Art Floral Liturgique - Vendredi Saint

Pour le Vendredi Saint, difficile de parler d'Art Floral Liturgique. Il n'y a normalement pas de bouquet. Cependant je vous propose cette composition (qui est intégralement copiée des cours reçus l'an passé), que vous pouvez réaliser très facilement si votre Curé est d'accord (bien évidemment) :

Vendredi_Saint_2007__1_

Le principe de montage est très simple.

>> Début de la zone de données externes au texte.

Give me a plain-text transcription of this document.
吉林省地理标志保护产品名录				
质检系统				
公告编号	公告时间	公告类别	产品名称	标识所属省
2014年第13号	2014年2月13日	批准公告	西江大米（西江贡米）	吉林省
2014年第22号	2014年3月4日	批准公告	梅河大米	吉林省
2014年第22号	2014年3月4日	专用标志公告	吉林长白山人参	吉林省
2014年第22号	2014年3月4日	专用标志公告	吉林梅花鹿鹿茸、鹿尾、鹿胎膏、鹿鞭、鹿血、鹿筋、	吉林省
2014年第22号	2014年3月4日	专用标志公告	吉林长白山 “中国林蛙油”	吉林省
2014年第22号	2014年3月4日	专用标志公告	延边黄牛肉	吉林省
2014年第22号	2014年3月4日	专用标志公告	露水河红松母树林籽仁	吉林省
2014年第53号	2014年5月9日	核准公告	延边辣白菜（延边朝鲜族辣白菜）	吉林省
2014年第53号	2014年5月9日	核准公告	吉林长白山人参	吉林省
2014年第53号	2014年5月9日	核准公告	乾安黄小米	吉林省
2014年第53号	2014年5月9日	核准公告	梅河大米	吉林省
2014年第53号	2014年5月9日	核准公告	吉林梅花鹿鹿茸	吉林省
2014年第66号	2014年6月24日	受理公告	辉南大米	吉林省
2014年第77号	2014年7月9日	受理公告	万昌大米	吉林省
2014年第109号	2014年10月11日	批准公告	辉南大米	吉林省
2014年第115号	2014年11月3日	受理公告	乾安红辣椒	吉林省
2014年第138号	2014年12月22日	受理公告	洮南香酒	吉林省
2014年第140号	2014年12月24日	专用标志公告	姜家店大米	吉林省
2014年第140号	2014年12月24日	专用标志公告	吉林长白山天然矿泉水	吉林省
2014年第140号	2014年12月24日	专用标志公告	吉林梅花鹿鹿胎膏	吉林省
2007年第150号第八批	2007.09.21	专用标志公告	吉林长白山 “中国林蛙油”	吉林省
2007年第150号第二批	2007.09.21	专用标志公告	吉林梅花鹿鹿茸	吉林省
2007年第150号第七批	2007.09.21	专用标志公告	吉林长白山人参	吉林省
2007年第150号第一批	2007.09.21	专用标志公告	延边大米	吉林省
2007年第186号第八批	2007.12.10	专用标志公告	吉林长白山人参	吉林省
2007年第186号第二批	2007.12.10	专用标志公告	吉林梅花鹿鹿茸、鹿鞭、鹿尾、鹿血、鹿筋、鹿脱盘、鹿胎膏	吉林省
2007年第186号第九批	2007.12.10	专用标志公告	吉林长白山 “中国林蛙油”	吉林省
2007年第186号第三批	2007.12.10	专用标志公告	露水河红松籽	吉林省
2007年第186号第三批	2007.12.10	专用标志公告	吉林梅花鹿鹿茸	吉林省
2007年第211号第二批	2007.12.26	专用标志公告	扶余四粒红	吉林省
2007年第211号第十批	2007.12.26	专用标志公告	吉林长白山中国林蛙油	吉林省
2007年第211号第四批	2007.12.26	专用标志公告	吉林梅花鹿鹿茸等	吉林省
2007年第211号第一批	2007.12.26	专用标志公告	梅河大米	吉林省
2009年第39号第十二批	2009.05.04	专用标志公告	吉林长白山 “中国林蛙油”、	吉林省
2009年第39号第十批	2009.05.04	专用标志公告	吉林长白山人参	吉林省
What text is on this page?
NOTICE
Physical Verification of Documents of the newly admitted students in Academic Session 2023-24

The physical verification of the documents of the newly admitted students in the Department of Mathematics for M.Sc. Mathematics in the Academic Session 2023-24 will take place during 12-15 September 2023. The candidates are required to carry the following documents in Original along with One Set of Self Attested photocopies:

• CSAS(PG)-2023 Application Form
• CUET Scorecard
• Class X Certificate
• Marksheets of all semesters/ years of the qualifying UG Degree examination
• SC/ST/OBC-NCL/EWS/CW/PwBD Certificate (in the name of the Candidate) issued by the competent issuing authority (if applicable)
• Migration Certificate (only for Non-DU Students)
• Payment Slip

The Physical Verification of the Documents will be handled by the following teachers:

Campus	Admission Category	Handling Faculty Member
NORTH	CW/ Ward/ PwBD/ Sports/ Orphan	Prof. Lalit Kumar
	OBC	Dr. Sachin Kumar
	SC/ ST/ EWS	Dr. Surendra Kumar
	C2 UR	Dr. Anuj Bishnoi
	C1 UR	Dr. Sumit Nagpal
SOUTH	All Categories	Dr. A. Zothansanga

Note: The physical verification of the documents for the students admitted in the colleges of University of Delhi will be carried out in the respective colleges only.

Vous enveloppez d'un tissu blanc une plaque de bois ronde assez grande (ou un grand plat), en prenant soin de surélever un peu un coté afin qu'il soit incliné. Dans une verrine ou un petit bol rempli de mousse floral, que vous disposez sur le tissu, vous piquez 5 roses rouges (récupérées dans le bouquet du Jeudi Saint) et une ou deux feuilles de fougères afin de bien cacher le contenant (drapez aussi le tissu autour). Vous posez sur le côté surélevé la couronne "d'épines" ainsi que les trois clous de charpentier. Pour ces derniers, il faut vous adresser à ... un charpentier ou un couvreur (sur les paroisses il y en a toujours un ...). Vous pouvez aussi piquer quelques branches souples dans la mousse florale (pour figurer la flagellation) et poser des cailloux devant.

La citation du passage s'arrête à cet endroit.